New table API endpoints for lower level table access

knabar commented 2 weeks ago

This PR adds two new endpoints for lower level table access:

For querying: /webgateway/table/123/rows/ takes a query argument in the usual format and returns matching row numbers. No actual data is returned. Limited paging support by always returning up to MAX_TABLE_SLICE_SIZE rows and taking a start argument from where to start the search. rowCount and end are returned to easily detect the end of results or need for additional calls (with new start set to previous end).
For data retrieval: /webgateway/table/123/slice/ takes numeric lists of rows and columns and performs a slice. Data is returned in columnar format (vs. rows in the current table API). The number of requested rows times columns cannot exceed MAX_TABLE_SLICE_SIZE, which defaults to 1 million. Both GET and POST are supported to allow for large numbers of rows and columns (exceeding the possible query string length). For retrieval of consecutive rows or columns, ranges can be specified as e.g. 1-5 instead of 1,2,3,4,5.

Examples:

/webgateway/table/123/rows/?query=object%3E100000&start=8470

{"rows":[8470,8471,8472,8473,8474,8475,8476],"meta":{"rowCount":8477,"start":8470,"end":8477}}

/webgateway/table/123/slice/?rows=8005-8010&columns=0-1

{"columns":[[114391,114392,114393,114394,114395,114396],[NaN,NaN,NaN,NaN,NaN,NaN]],"meta":{"columns":["object","name"],"rowCount":8477}}

Notes:

Added a way to supply additional formatting options to json.dumps, allowing e.g. for removing whitespace from the output
Unrelated to this PR, since NaNs are allowed in the output but not supported by plain JSON, clients can use JSON5 for parsing

will-moore commented 1 week ago

It looks like rowCount and end are based on the whole table rather than the results of the query: e.g. on merge-ci with webgateway/table/22909/rows/?query=(Count>12)%26(Count<23) I'm seeing:

{
"rows": [
  1,
  3
],
"meta": {
  "rowCount": 13,
  "start": 0,
  "end": 13
}
}

Is that expected?

knabar commented 1 week ago

@will-moore Yes, that is expected.

The total number of results is not available, since the query is not run on the whole table, but only from start to start+MAX_TABLE_SLICE_SIZE.

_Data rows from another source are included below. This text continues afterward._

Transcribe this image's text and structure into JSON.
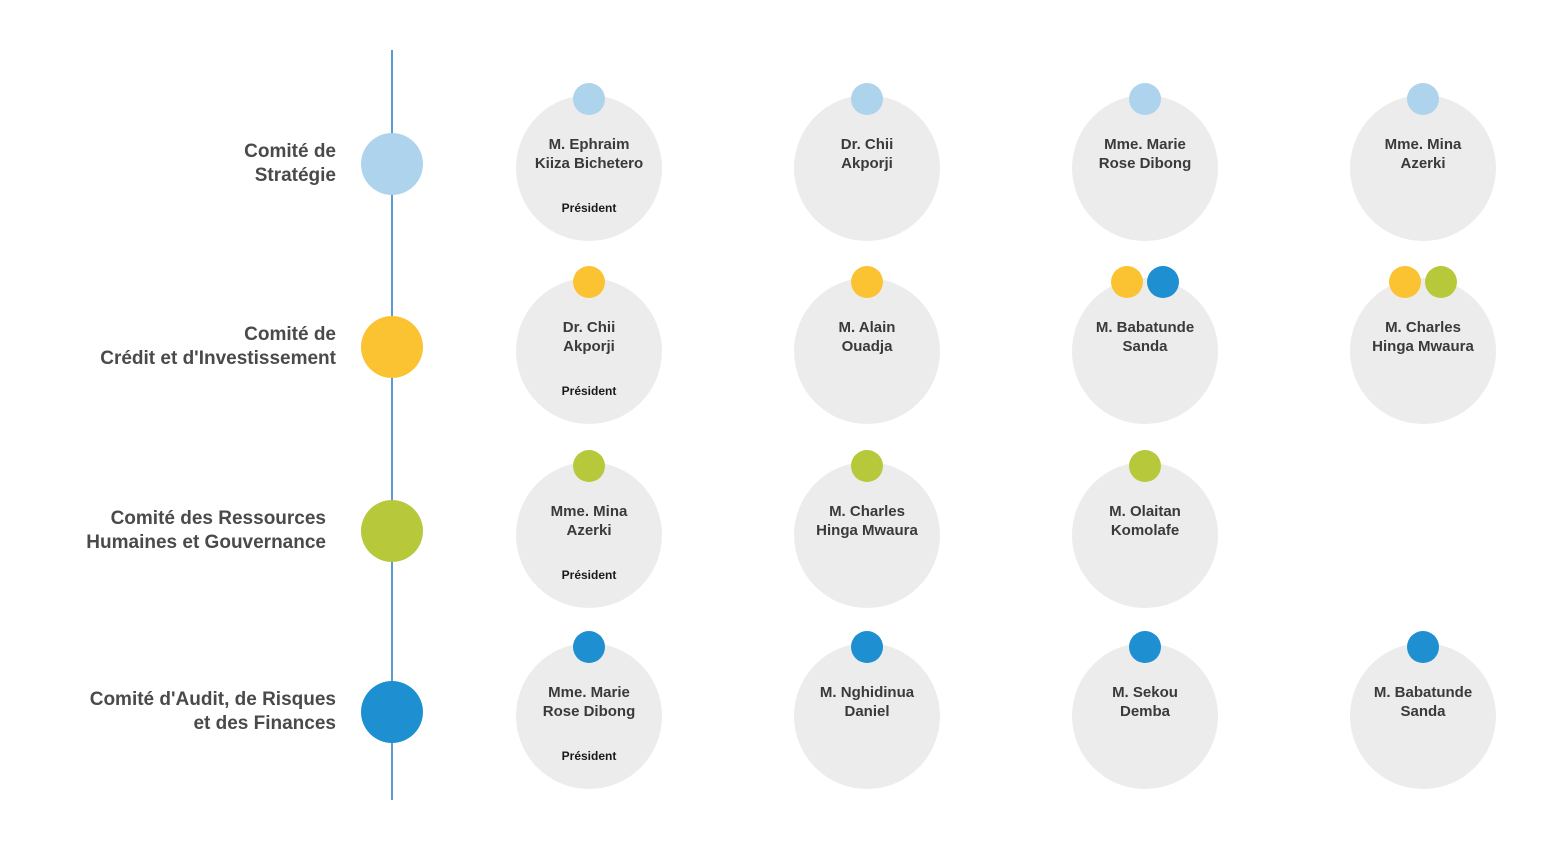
{
  "colors": {
    "strategie": "#aed3ec",
    "credit": "#fbc332",
    "rh": "#b7c83b",
    "audit": "#1e8fd0",
    "line": "#5b9bd5",
    "member_bg": "#ececec"
  },
  "committees": [
    {
      "label_lines": [
        "Comité de",
        "Stratégie"
      ],
      "color_key": "strategie",
      "members": [
        {
          "name_lines": [
            "M. Ephraim",
            "Kiiza Bichetero"
          ],
          "role": "Président",
          "dots": [
            "strategie"
          ]
        },
        {
          "name_lines": [
            "Dr. Chii",
            "Akporji"
          ],
          "role": "",
          "dots": [
            "strategie"
          ]
        },
        {
          "name_lines": [
            "Mme. Marie",
            "Rose Dibong"
          ],
          "role": "",
          "dots": [
            "strategie"
          ]
        },
        {
          "name_lines": [
            "Mme. Mina",
            "Azerki"
          ],
          "role": "",
          "dots": [
            "strategie"
          ]
        }
      ]
    },
    {
      "label_lines": [
        "Comité de",
        "Crédit et d'Investissement"
      ],
      "color_key": "credit",
      "members": [
        {
          "name_lines": [
            "Dr. Chii",
            "Akporji"
          ],
          "role": "Président",
          "dots": [
            "credit"
          ]
        },
        {
          "name_lines": [
            "M. Alain",
            "Ouadja"
          ],
          "role": "",
          "dots": [
            "credit"
          ]
        },
        {
          "name_lines": [
            "M. Babatunde",
            "Sanda"
          ],
          "role": "",
          "dots": [
            "credit",
            "audit"
          ]
        },
        {
          "name_lines": [
            "M. Charles",
            "Hinga Mwaura"
          ],
          "role": "",
          "dots": [
            "credit",
            "rh"
          ]
        }
      ]
    },
    {
      "label_lines": [
        "Comité des Ressources",
        "Humaines et Gouvernance"
      ],
      "color_key": "rh",
      "members": [
        {
          "name_lines": [
            "Mme. Mina",
            "Azerki"
          ],
          "role": "Président",
          "dots": [
            "rh"
          ]
        },
        {
          "name_lines": [
            "M. Charles",
            "Hinga Mwaura"
          ],
          "role": "",
          "dots": [
            "rh"
          ]
        },
        {
          "name_lines": [
            "M. Olaitan",
            "Komolafe"
          ],
          "role": "",
          "dots": [
            "rh"
          ]
        }
      ]
    },
    {
      "label_lines": [
        "Comité d'Audit, de Risques",
        "et des Finances"
      ],
      "color_key": "audit",
      "members": [
        {
          "name_lines": [
            "Mme. Marie",
            "Rose Dibong"
          ],
          "role": "Président",
          "dots": [
            "audit"
          ]
        },
        {
          "name_lines": [
            "M. Nghidinua",
            "Daniel"
          ],
          "role": "",
          "dots": [
            "audit"
          ]
        },
        {
          "name_lines": [
            "M. Sekou",
            "Demba"
          ],
          "role": "",
          "dots": [
            "audit"
          ]
        },
        {
          "name_lines": [
            "M. Babatunde",
            "Sanda"
          ],
          "role": "",
          "dots": [
            "audit"
          ]
        }
      ]
    }
  ]
}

Figuring out the total is left to the client, by adding up the number of returned rows for each call. For tables with less than MAX_TABLE_SLICE_SIZE rows, it'll be just one call anyway.

end is not actually the number of rows of the table, but the row where querying ended, so the client can easily continue querying by passing in the end of the first query as the start of the second. end==rowCount indicates that there is nothing else to query.

start is there to indicate at which row the querying started, which is redundant, since the client would know anyway, but perhaps there are situations where it is useful.

will-moore commented 1 week ago

Everything is working just fine for /slice when I use the query correctly, so I tried playing about a bit (Not all these need to be fixed/changed)... If I make a mistake, the error handling is varied:

E.g. If I make an invalid query like this: /slice/?rows=3-1&columns=oops I get a nice "error": "Need to specify comma-separated list of rows and columns".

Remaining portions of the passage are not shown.